Zooming out a bit, are you seeing the spaces where you're working addressing larger issues within the community, and building social capital?

Absolutely. As someone who’s worked for many years on a community based level, what was so cool about last year's "Space in Between" Placemaking Contest was getting to see 46 dfifferent examples of how the transformation of vacant, unused lots plays out in different communities across the region.

One of the honorable mentions, the Avers Community Garden, started out as three vacant, adjoining lots at the corner of a street on the west side. Two women from the block were tired of seeing drug dealers hanging out there, and the lots had been vacant for years, so they just started doing things with it. Over the years, what started out as a 'Hey, let’s just clean up these lots and get the junk out’ project turned into 'Hey. let’s plant some stuff, and get some gardening supplies donated.' They did all of this with kids from the block; it’s a one-block street, it dead ends at a railroad track, so it’s a pretty tight-knit community. Then they got a fence donated, and then they got a stage donated...

Over the years, they built this up into something that has really changed how they feel about their own block. It’s changed how people around them feel about this space. It’s become a space where people don’t gather for negative activity anymore. That’s been a huge change for them. Now, when you come up to your block every day, you aren’t presented with negativity as they had been for so many years. That’s an incredible position to be in: to say, "I have the power and I’m not waiting for someone else to develop this land, I’m not waiting for the market to miraculously recover to a point where some big project will be feasible here. That all may happen, but in the meantime there are things that I can do here, and I’ve got the power to  make a major change in the place that I have to walk by every day." To me, that’s radical. That’s life-changing, and really, really important.

caption / Photo: MPC
Children play on a donated stage at the Avers Community Garden, which earned an honorable mention in MPC's 2012 Placemaking Contest/ Photo: Laura Michel

What's the biggest challenge facing Placemaking practitioners today, based on your own experiences? What do we need to address in order to "scale up" our efforts, as a movement?

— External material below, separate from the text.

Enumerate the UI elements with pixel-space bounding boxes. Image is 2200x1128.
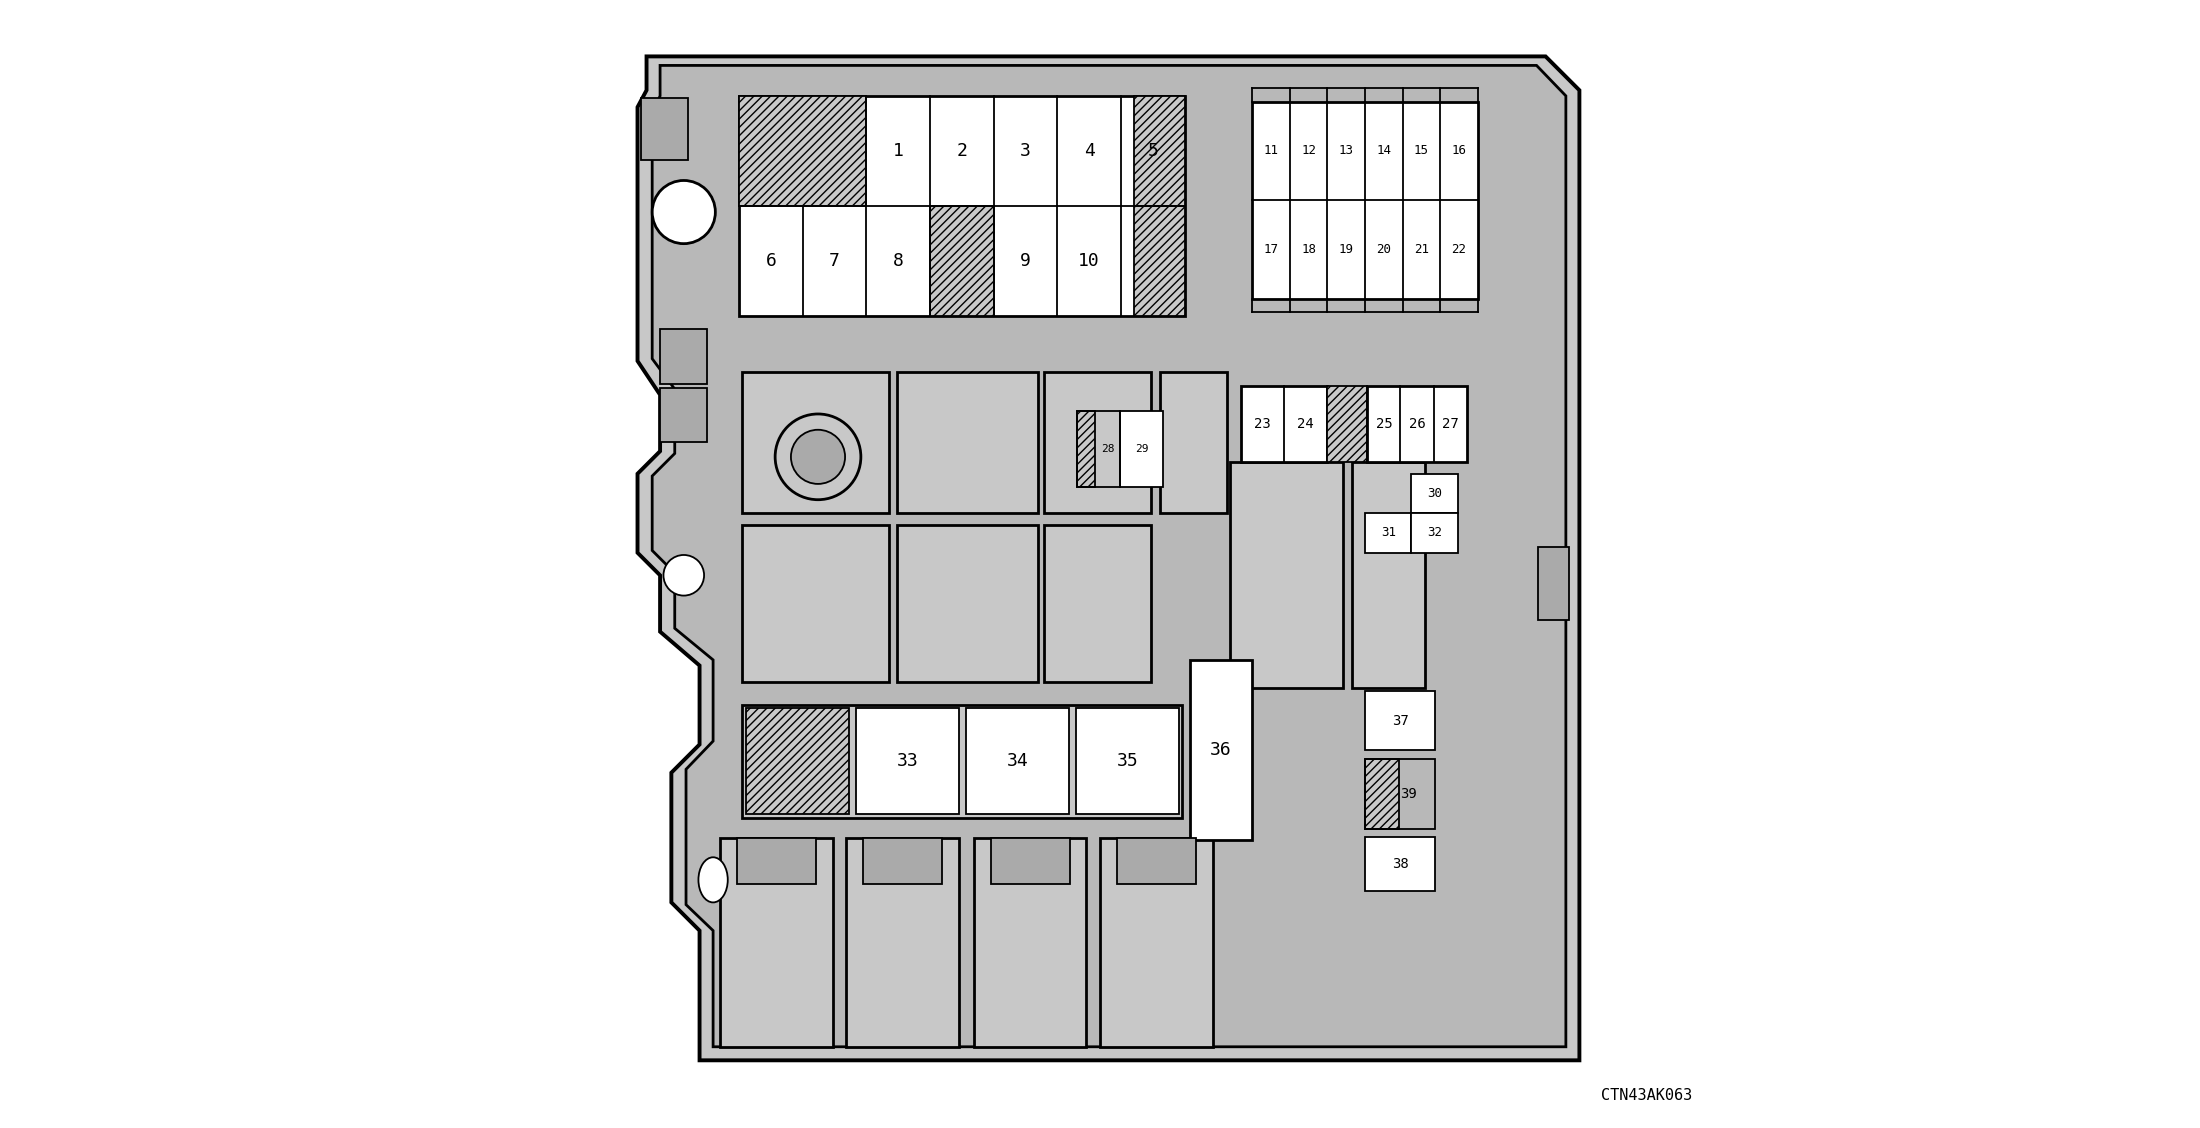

As someone who was in housing development for many years, I think there’s something very tangible about that work, in the same way that there is in bringing new retail to an area, or a school. That kind of work is much easier for people to wrap their heads around. Even though you may have some opposition, people who say "I don't want affordable housing in my neighborhood," as a concept, people get that housing is needed overall. They may not want it in their backyard, but they get it.

One of the challenges with Placemaking is that some of the immediate tangibility of it is not so apparent. I’ve found that Knight Foundation's Soul of the Community study has been helpful, in explaining that when people actually thought about what mattered to them and made them feel connected to a place, it wasn’t the local economy, it wasn’t crime, it wasn’t even education; it’s that people want a way to feel connected to other people in the place that they share. That’s been helpful, I think, as a way to make the case for Placemaking, but it’s still a harder case to make than some others I’ve been involved with.

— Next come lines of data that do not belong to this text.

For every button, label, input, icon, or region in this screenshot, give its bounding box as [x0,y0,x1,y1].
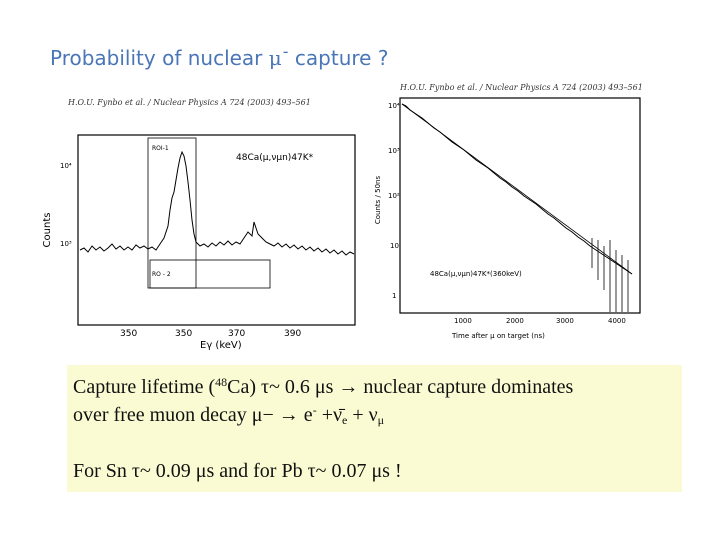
title-symbol: μ [268,46,282,70]
left-ylabel: Counts [42,213,53,248]
right-ytick-4: 1 [392,292,396,300]
roi1-box [147,137,197,289]
right-reaction: 48Ca(μ,νμn)47K*(360keV) [430,270,522,278]
roi2-label: RO - 2 [152,271,171,278]
left-ytick-1e4: 10⁴ [60,162,72,170]
left-reaction: 48Ca(μ,νμn)47K* [236,153,314,163]
right-xlabel: Time after μ on target (ns) [451,332,545,340]
info-line-3: For Sn τ~ 0.09 μs and for Pb τ~ 0.07 μs … [73,460,402,482]
title-prefix: Probability of nuclear [50,46,269,70]
right-ytick-0: 10⁴ [388,102,400,110]
info-line2-c: + ν [347,404,378,426]
fit-line [401,103,633,275]
info-line1-sup: 48 [215,375,228,389]
info-line2-b: +ν̄ [316,404,343,426]
info-line2-sub1: e [342,413,348,427]
right-ylabel: Counts / 50ns [374,176,382,225]
info-box: Capture lifetime (48Ca) τ~ 0.6 μs → nucl… [67,365,682,492]
time-frame [399,97,641,314]
info-line2-a: over free muon decay μ− → e [73,404,313,426]
tail-spikes [591,238,629,312]
left-xtick-3: 390 [284,329,301,339]
left-citation: H.O.U. Fynbo et al. / Nuclear Physics A … [68,98,311,107]
left-xtick-0: 350 [120,329,137,339]
info-line2-sup: - [312,403,317,417]
left-xtick-1: 350 [175,329,192,339]
gamma-spectrum-line [79,150,355,256]
right-ytick-3: 10 [390,242,399,250]
slide-title: Probability of nuclear μ- capture ? [50,42,388,70]
title-sup: - [282,42,289,61]
gamma-spectrum-figure: ROI-1 RO - 2 48Ca(μ,νμn)47K* Counts 10⁴ … [42,134,356,350]
left-xlabel: Eγ (keV) [200,340,242,350]
spectrum-frame [77,134,356,326]
left-ytick-1e3: 10³ [60,240,72,248]
title-suffix: capture ? [288,46,389,70]
right-xtick-1: 2000 [506,317,524,325]
info-line2-sub2: μ [377,413,385,427]
info-line-1: Capture lifetime (48Ca) τ~ 0.6 μs → nucl… [73,375,573,399]
roi2-box [149,259,271,289]
left-xtick-2: 370 [228,329,245,339]
roi1-label: ROI-1 [152,145,169,152]
right-ytick-2: 10² [388,192,400,200]
right-xtick-3: 4000 [608,317,626,325]
right-citation: H.O.U. Fynbo et al. / Nuclear Physics A … [400,83,643,92]
right-xtick-0: 1000 [454,317,472,325]
right-xtick-2: 3000 [556,317,574,325]
info-line1-b: Ca) τ~ 0.6 μs → nuclear capture dominate… [227,376,574,398]
info-line-2: over free muon decay μ− → e- +ν̄e + νμ [73,403,384,428]
time-spectrum-figure: 10⁴ 10³ 10² 10 1 Counts / 50ns 48Ca(μ,νμ… [374,97,641,340]
right-ytick-1: 10³ [388,147,400,155]
info-line1-a: Capture lifetime ( [73,376,216,398]
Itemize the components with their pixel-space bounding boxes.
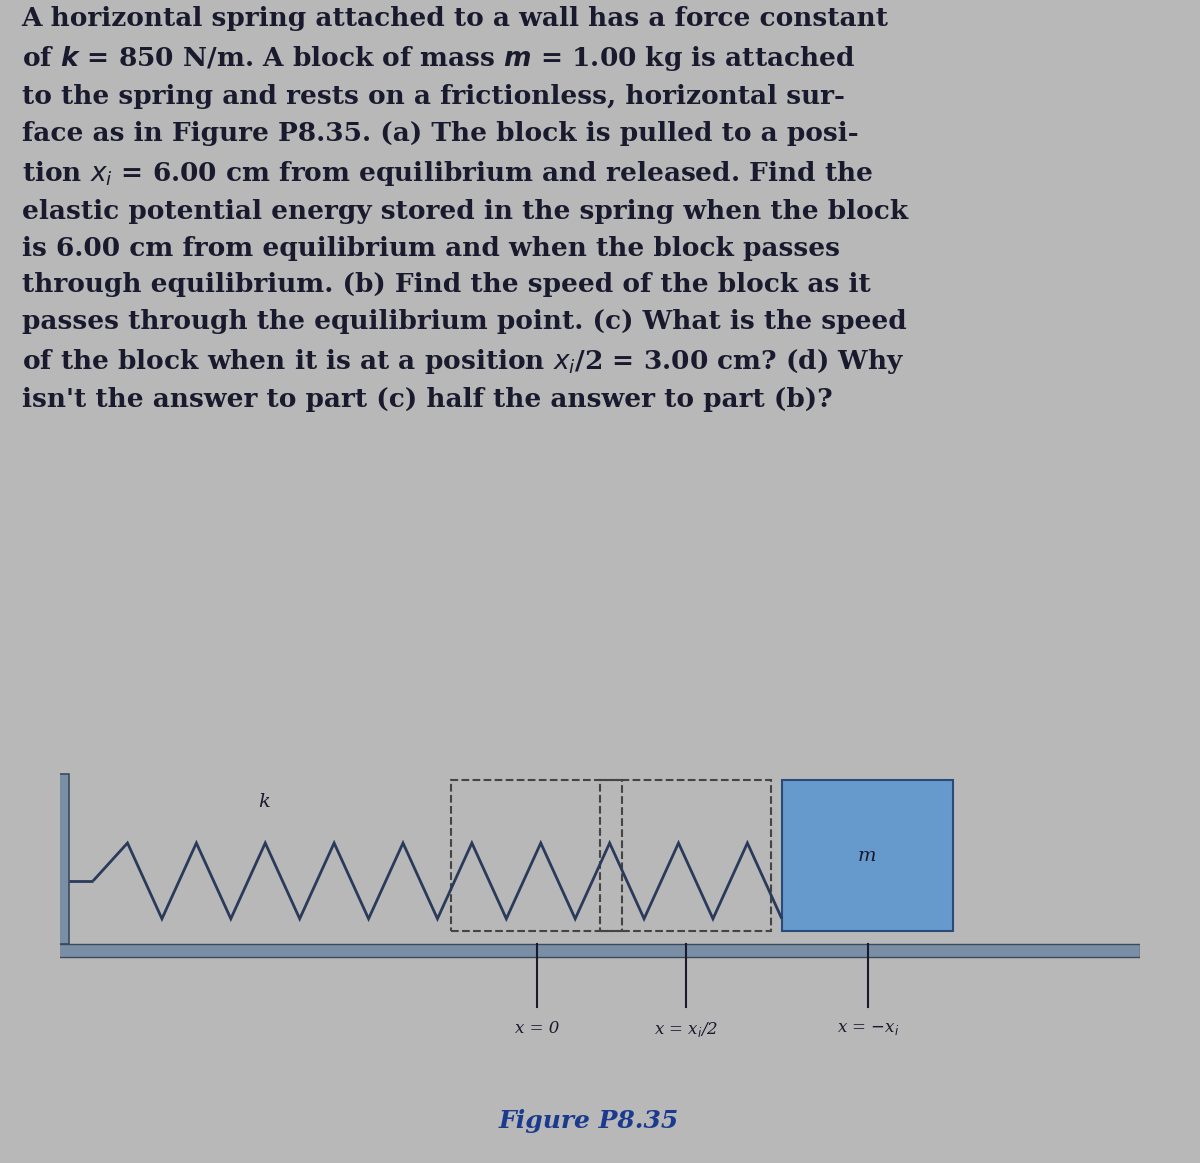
Bar — [600, 780, 770, 932]
Text: A horizontal spring attached to a wall has a force constant
of $\bfit{k}$ = 850 : A horizontal spring attached to a wall h… — [22, 6, 908, 413]
Bar — [44, 944, 1140, 957]
Bar — [782, 780, 953, 932]
Text: Figure P8.35: Figure P8.35 — [499, 1110, 679, 1134]
Text: m: m — [858, 847, 876, 864]
Bar — [451, 780, 622, 932]
Bar — [44, 773, 68, 944]
Text: k: k — [258, 793, 270, 812]
Text: x = 0: x = 0 — [515, 1020, 559, 1036]
Text: x = $-$x$_i$: x = $-$x$_i$ — [836, 1020, 899, 1036]
Bar — [46, 773, 56, 944]
Text: x = x$_i$/2: x = x$_i$/2 — [654, 1020, 718, 1039]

During the past five years, in a period of major austerity and catastrophic economic conditions, people can misunderstand Placemaking as sort of a warm and fuzzy extra. Like, "Yeah, it’s nice if you have somewhere you can sit outside and drink coffee…that’s nice." But some of what I’m most drawn to, in talking about this, is that that’s not the whole story. Some of the most vibrant neighborhoods in Chicago are not that. If you look at 18th Street in Pilsen or 26th Street in Little Village, those are places that are not gentrified, and they’re incredibly vibrant. People are drawn to those areas from all around because there’s fascinating stuff going on, and there’s energy and people and a desire to be around that. The importance of that sense of place to local economies is a connection that we’ve got to do a better job of making.